Likewise, we understand the trouble you can go through while injecting if the cattle are in a runaway situation. If so, you can use the squeeze chutes with neck extenders. Before injecting, you should put these on the cattle as it helps to reduce the risk of having your hand or arm injured, syringes smashed, or needles bent or broken. 

Inject the Cattle

In addition to it, you should ensure your area is clean before the injection and also clean the cattle. Besides the cleanliness, you should have the appropriate needle size and length before injecting the vitamins. 

Well, for a grown cattle with thick skin, you should use a larger-diameter needle (no smaller than 16-gauge). Similarly, if the cattle have thin skin, you should use a smaller-diameter needle (18-gauge). 

Not to mention, the needle size also depends upon the consistency of the product. Here, the extent is necessary because the more significant the needle size, the more pain and the more chance of leaking the products. 

Moving on, the length of the needles is crucial. If you want to administer intramuscular injections, you should use longer arrows, while for multiple-dose syringes, you should use shorter hands. 

Why Is The Injectable Vitamins Necessary?

Among many of the vitamins and minerals needed in the cattle’s diet, vitamins A and E are the most important. And why? Vitamin A helps reduce the risk of retained placenta, and they should have an intake of 30,000 to 45,000 IU daily. 
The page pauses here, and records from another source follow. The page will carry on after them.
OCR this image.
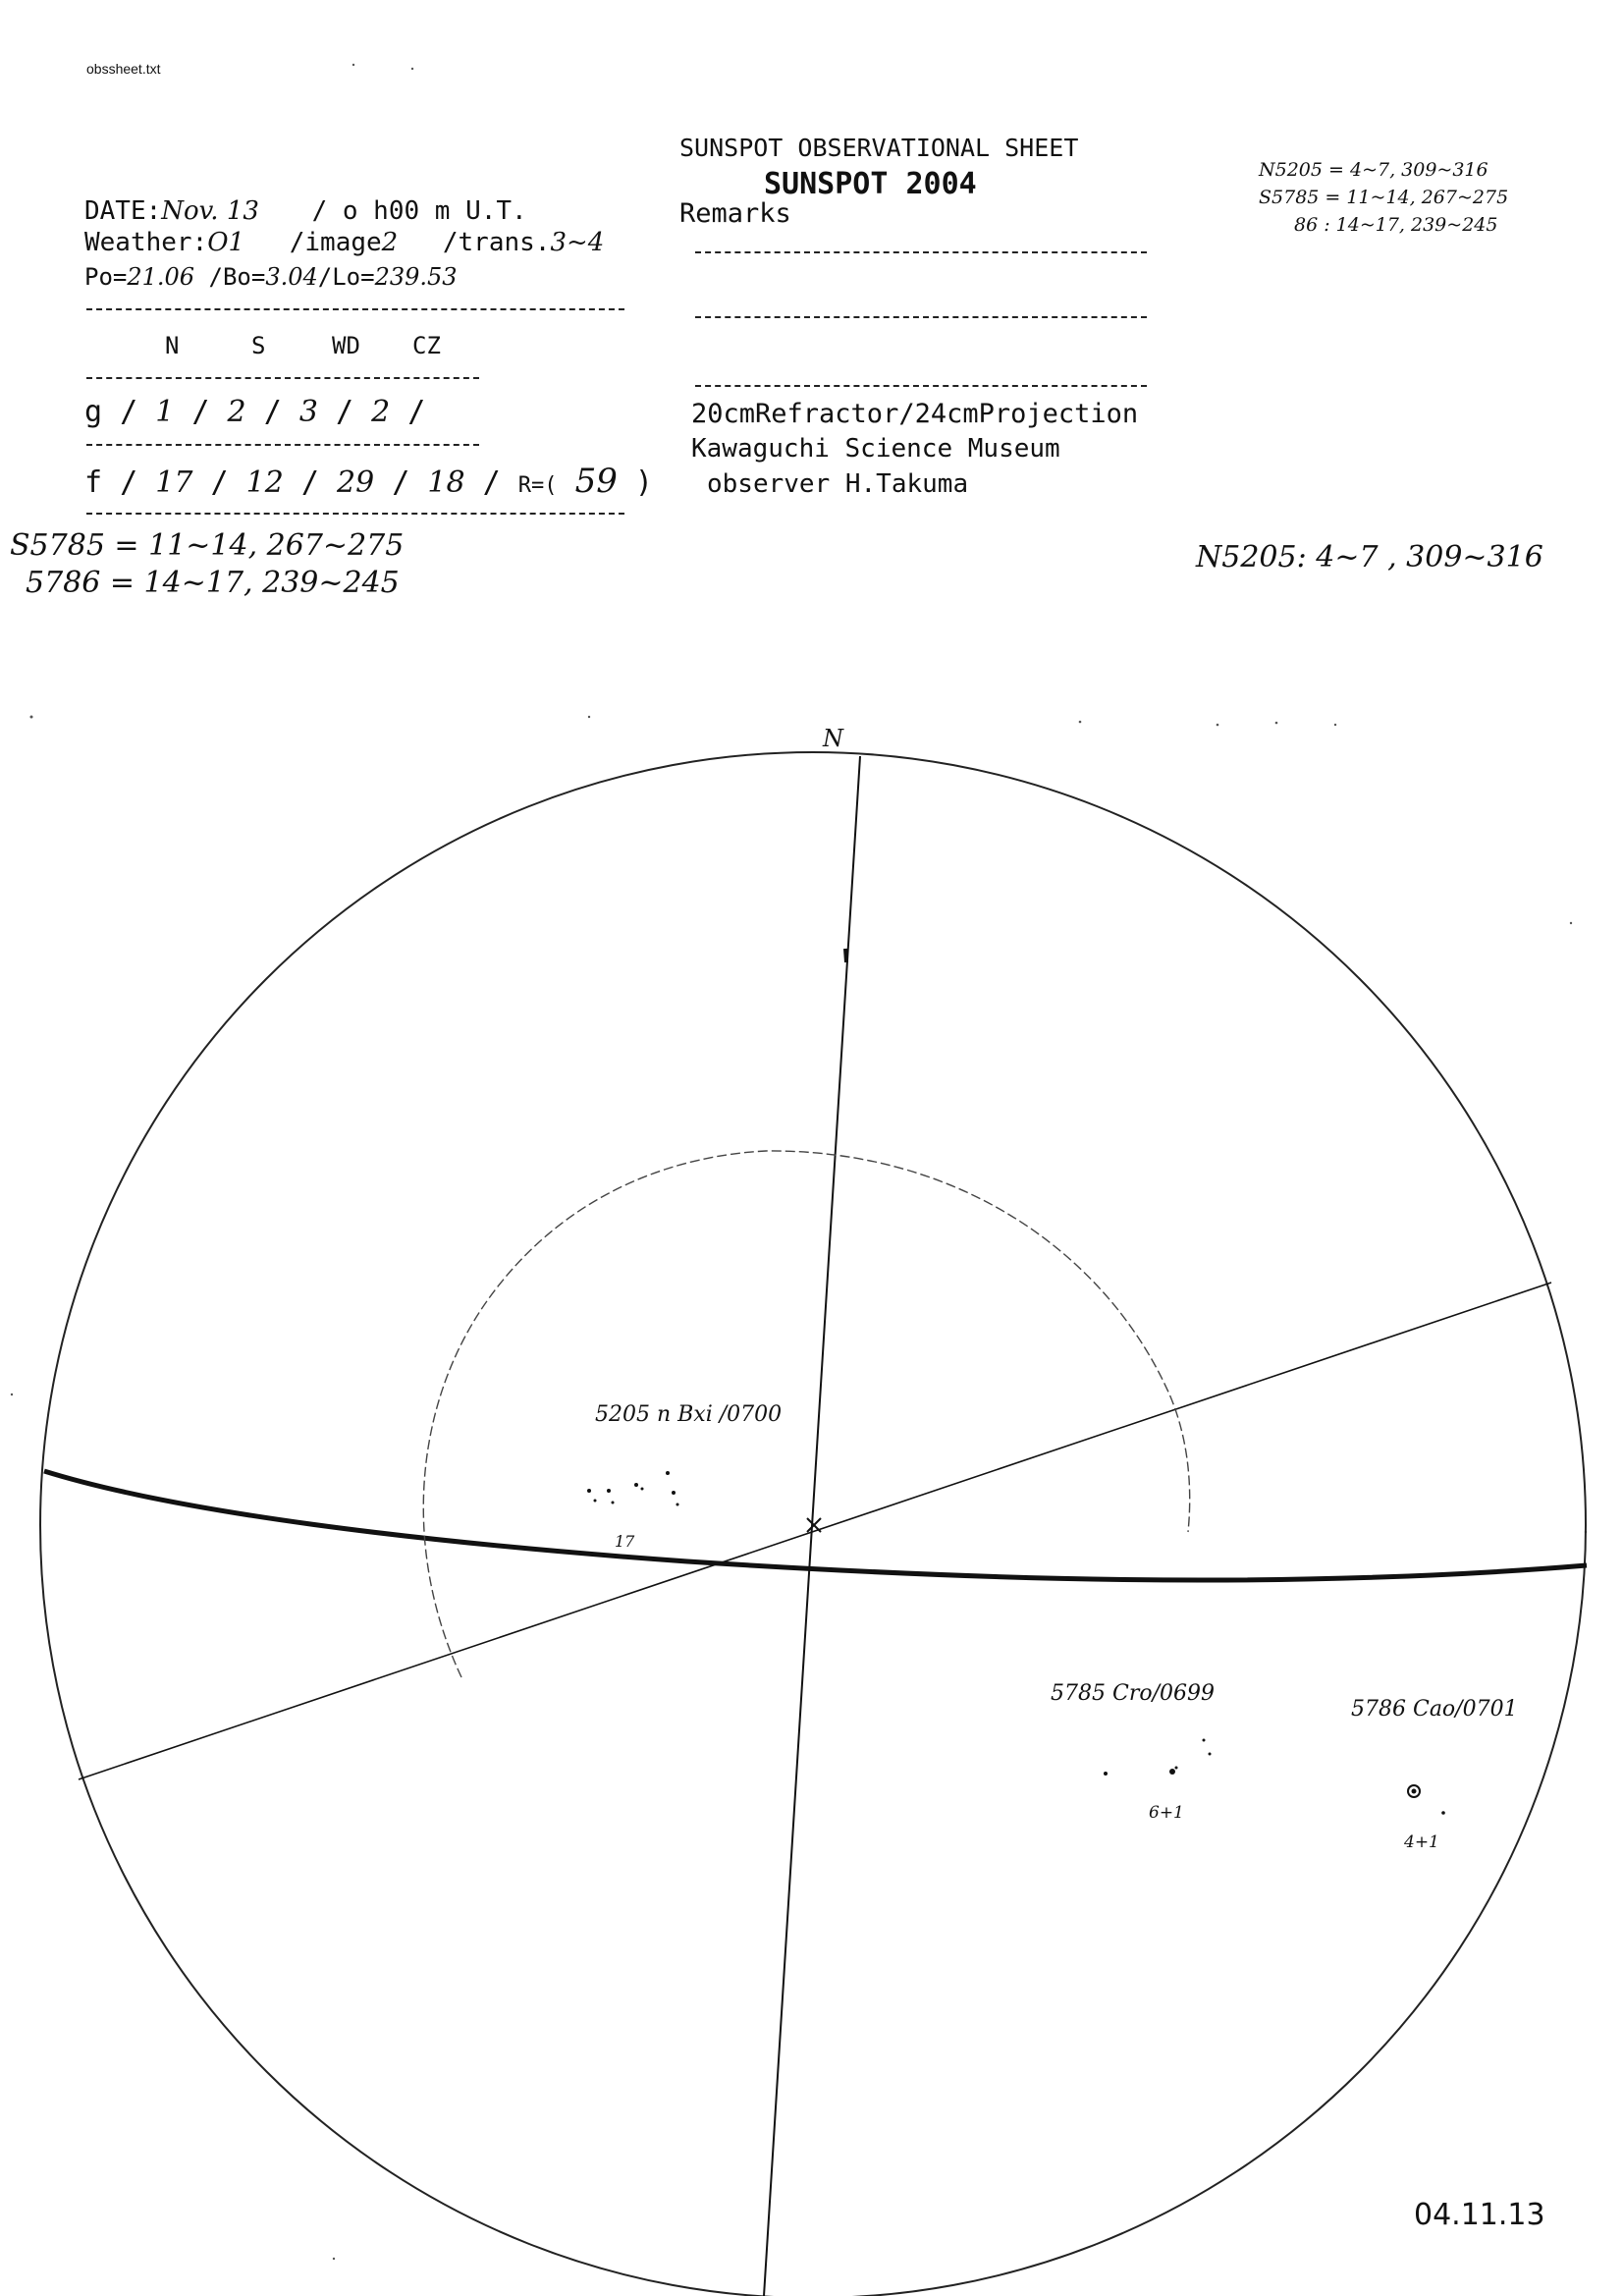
obssheet.txt
SUNSPOT OBSERVATIONAL SHEET
SUNSPOT 2004
Remarks
DATE:Nov. 13 / o h00 m U.T.
Weather:O1 /image2 /trans.3~4
Po=21.06 /Bo=3.04/Lo=239.53
N	S	WD CZ
g / 1 / 2 / 3 / 2 /
f / 17 / 12 / 29 / 18 / R=( 59 )
20cmRefractor/24cmProjection
Kawaguchi Science Museum
observer H.Takuma
N5205 = 4~7, 309~316
S5785 = 11~14, 267~275
86 : 14~17, 239~245
S5785 = 11~14, 267~275
5786 = 14~17, 239~245
N5205: 4~7 , 309~316
N
5205 n Bxi /0700
17
5785 Cro/0699
6+1
5786 Cao/0701
4+1
04.11.13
Usually, during the warm dormant seasons, the grasses are low in vitamins; hence, it raises the issue of vitamin deficiency. For cattle, vitamin A assists absorption, immune function, and cellular metabolism. Likewise, vitamin E helps with selenium. 

What Happens If No Vitamins are Fed?

A simple answer to the simple question! If no needed vitamins are fed to the cattle, they suffer from deficiencies, which is one of the primary reasons why most young cattle die prematurely. Additionally, it also causes high stress.

Not to mention, the absence of these vitamins also causes an increased white muscle disease in newborn calves in extreme conditions.